それはあった。それは二度とないだろう。思い出せ。

『マニアの受難 PASSION MANIACS MOONRIDERS THE MOVIE』(白井康彦)


『マニアの受難 PASSION MANIACS MOONRIDERS THE MOVIE』

 監督/白井康彦
 出演/MOONRIDERS細野晴臣高橋幸宏あがた森魚PANTAサエキけんぞう松武秀樹
  (2006年・100分・日本)


 2006年に30周年を迎えたムーンライダーズ。4月30日には日比谷野音で30周年記念ライヴ『vintage moon festival』を行った。前座はムーンライダーズのカヴァーバンド架空楽団。「くれない埠頭」の途中から本家ムーンライダーズのメンバーが登場して演奏を引き継ぐという演出だった。ライヴはThe BANDのLast Waltzよろしく、次々とゲストが登場して歌い繋いで行くというスタイルで進行。2005年のツアーでは体調不良で不参加だったかしぶち哲郎氏も無事参加(坂田学とのツイン・ドラム体制)で一安心。演奏曲とゲストはこんな感じ。


 01)「くれない埠頭」(架空楽団から引継ぎ)
 02)「大人の悩みに子供の涙」(みうらじゅん
 03)「鬼火」(みうらじゅん
 04)「Frou Frou」
 05)「30(30Age)」
 06)「BTOF」(feat.青山陽一
 07)「青空のマリー」(feat.サエキけんぞう
 08)「ボクハナク」(feat.カーネーション直枝&大田)
 09)「工場と微笑」(feat.カーネーション直枝&大田)
 10)「My Name Is Jack」 (feat.野宮真貴) 
 11)「大人の悩みに子供の涙」(feat.ポカスカジャン
 12)「スカンピン」(曽我部恵一
 13)「空から降ってきた卵色のバカンス」(feat.原田知世
 14)「大寒町」(feat.あがた森魚
 15)「赤色エレジー」(feat.あがた森魚
 16)「塀の上で」(feat.遠藤賢司
 17)「ビートルズをぶっとばせ」(遠藤賢司
 18)「くれない埠頭」(feat.PANTA
 19)「9月の海はクラゲの海」(feat.高橋幸宏
 20)「夢ギドラ'85」
 21)「週末の恋人」
 22)「バーレスク
 23)「マスカット・ココナッツ・バナナ・メロン」
 24)「冷えたビールがないなんて」
 25)「BEATITUDE」
 26)「Don't Trust Anyone Over 30」
 アンコール
 27)「Acid Moonlight」 


 おじさんたち元気一杯、演奏も力強かった。あがた森魚高橋幸宏、PANTA、サエキけんぞうエンケンからみうらじゅんに至る豪華ゲストの大量参加も嬉しく、至福の時を過ごすことが出来た。


 12月には、30周年の締め括りとしてドキュメンタリー映画『マニアの受難 PASSION MANIACS MOONRIDERS THE MOVIE』が公開された。(テアトル新宿にてレイトショー)舞台挨拶もあるとの事で初日に駆け付けた。舞台挨拶には監督と、慶一、博文、武川各氏が参加。慶一氏と武川氏はありゃ絶対酔っ払ってたなあ。顔が赤いし、話っぷりもヘンだった。

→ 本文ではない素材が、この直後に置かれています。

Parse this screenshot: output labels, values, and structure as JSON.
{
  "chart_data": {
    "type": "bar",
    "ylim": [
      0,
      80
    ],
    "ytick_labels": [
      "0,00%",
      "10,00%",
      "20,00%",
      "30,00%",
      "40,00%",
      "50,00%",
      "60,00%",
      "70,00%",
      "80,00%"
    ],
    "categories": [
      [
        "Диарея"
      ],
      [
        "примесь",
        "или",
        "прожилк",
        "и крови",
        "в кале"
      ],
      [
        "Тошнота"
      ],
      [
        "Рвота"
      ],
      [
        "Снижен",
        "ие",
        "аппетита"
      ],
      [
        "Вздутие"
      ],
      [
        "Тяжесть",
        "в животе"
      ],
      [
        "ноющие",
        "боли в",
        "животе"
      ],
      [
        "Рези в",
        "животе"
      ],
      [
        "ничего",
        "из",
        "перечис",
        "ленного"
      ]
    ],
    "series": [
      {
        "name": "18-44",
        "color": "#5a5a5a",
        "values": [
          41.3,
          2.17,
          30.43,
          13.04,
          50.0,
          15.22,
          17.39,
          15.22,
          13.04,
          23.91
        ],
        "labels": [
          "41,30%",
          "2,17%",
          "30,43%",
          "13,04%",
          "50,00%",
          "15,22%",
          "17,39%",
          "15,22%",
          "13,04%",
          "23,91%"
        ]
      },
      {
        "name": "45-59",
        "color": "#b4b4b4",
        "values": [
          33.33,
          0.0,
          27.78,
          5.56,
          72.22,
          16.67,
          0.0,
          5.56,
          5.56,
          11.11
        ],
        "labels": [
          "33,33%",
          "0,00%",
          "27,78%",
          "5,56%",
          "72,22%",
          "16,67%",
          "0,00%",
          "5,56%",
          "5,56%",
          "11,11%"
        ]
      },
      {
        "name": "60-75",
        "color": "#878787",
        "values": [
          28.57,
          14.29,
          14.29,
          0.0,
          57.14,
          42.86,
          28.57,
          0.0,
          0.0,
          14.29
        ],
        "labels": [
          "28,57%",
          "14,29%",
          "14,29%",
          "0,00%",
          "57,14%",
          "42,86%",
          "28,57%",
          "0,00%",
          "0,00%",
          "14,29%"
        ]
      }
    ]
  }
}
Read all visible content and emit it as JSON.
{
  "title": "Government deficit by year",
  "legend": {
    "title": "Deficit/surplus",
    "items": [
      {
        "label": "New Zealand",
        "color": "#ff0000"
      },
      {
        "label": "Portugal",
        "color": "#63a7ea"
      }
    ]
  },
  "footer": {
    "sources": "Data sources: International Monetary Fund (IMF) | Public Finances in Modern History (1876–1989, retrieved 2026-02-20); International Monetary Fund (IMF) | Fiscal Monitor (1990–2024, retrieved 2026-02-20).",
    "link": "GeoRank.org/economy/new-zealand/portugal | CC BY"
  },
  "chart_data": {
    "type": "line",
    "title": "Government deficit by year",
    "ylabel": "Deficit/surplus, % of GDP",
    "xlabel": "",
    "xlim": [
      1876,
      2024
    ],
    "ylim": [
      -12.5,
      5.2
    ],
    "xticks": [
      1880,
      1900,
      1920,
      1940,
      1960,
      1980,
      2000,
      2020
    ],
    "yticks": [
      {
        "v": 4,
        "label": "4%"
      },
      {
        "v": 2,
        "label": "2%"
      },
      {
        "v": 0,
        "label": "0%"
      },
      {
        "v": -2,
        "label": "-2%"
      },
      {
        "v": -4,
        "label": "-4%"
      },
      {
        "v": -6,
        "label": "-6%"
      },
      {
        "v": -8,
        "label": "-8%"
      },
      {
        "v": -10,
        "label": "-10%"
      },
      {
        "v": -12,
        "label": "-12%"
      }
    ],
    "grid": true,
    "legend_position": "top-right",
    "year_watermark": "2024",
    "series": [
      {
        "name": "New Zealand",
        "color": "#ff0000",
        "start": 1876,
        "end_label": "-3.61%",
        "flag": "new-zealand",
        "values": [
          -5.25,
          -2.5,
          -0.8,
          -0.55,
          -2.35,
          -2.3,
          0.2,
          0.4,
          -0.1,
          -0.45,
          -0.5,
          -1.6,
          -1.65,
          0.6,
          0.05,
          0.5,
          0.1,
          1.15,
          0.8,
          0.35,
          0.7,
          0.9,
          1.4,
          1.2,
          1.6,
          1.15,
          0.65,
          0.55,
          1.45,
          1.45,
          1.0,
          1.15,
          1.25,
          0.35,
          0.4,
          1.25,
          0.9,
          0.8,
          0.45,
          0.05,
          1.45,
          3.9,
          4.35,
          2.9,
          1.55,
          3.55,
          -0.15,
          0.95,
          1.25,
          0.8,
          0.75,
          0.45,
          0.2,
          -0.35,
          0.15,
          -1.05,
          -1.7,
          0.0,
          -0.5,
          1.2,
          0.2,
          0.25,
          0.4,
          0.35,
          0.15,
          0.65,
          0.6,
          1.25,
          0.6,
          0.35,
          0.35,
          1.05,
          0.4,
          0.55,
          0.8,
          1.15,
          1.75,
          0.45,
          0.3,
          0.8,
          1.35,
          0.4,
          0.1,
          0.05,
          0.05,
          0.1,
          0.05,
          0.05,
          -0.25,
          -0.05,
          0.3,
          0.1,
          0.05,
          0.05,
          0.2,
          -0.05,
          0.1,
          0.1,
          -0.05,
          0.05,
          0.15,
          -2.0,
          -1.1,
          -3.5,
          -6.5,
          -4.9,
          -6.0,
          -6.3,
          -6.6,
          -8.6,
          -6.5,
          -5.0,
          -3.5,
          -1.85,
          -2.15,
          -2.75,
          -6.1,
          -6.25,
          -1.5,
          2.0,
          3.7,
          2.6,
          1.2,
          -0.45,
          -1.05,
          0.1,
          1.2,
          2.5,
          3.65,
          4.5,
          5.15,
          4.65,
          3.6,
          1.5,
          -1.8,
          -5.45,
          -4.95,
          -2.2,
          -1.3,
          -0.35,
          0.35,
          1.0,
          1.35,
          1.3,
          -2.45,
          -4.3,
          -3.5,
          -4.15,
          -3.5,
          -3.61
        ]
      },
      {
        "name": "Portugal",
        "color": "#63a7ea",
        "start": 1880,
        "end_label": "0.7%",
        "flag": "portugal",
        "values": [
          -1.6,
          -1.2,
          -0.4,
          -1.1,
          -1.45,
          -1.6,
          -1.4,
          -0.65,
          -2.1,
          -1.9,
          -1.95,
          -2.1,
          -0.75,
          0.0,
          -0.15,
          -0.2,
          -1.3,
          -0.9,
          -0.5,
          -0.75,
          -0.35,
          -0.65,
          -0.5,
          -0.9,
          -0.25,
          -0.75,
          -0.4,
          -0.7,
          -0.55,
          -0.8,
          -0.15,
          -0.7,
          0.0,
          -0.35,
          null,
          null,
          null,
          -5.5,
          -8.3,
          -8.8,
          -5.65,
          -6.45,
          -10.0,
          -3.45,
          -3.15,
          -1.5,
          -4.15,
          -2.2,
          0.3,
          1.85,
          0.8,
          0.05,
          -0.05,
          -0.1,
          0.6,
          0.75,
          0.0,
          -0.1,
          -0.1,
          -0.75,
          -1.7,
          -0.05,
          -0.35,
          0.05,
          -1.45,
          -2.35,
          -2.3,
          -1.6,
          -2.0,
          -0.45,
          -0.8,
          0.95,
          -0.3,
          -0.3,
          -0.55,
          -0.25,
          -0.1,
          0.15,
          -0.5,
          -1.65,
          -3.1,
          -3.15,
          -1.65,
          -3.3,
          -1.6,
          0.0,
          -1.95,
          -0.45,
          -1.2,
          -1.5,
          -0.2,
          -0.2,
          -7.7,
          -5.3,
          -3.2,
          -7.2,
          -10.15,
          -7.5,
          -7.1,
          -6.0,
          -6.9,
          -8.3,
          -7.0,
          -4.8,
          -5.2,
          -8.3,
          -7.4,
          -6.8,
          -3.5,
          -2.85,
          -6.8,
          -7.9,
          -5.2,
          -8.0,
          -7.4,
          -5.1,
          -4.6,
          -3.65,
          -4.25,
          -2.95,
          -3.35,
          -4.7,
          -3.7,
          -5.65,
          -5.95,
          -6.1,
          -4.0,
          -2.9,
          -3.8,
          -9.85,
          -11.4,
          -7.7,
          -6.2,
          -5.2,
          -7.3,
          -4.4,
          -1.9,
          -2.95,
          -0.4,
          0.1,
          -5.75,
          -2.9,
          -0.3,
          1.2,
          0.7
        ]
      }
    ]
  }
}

 映画はモノクロの映像もなかなかで興味深い仕上がり。ライダーズは(公開当時)活動30周年という恐らく日本最古の現役ロックバンドであるが、誰しも知ってるヒット曲は無い。映画はレコード会社の歴代ディレクターにインタビューし、売る側の苦闘も描き出す。予算を掛けて外部プロデューサーを起用したいというディレクターの申し出を断り、「最大のチャンスを逃しましたね」と言われたエピソードは苦い。また「日本語のロック」先輩・細野晴臣、盟友・あがた森魚、PANTA、高橋幸宏らのコメントでバンドを持続する事の難しさを浮き彫りにする。時折挿入される羽田の風景もまた良し。日比谷野音のLIVE映像はもっと見たかったぞ。エンディングに流れる映画用の新曲「A Song For All Good Lovers」(作詞/鈴木慶一 作曲/E.D. MORRISON)がまたかっこよかった。


 しかしまあファンなら誰しも「俺ならこう撮る、こう編集する」と思うの必至で、これぞ「マニアの受難」、ライダーズファンの事なんだな。ちなみに、件の曲にはこんな歌詞もある。


 ♪もうすべてのことは一度行われている すべての土地はもう人が辿り着いてる


 メンバー全員が年季の入ったマニアだから、新しいものなんてそうそう無いなんて事は百も承知だ。それでも何故彼らが30年もやり続けてこれたのか、その理由が、そして歓びと哀しみが垣間見える興味深いドキュメンタリーだと思う。活動休止宣言をした今見直すと、また新しい発見がありそうだ。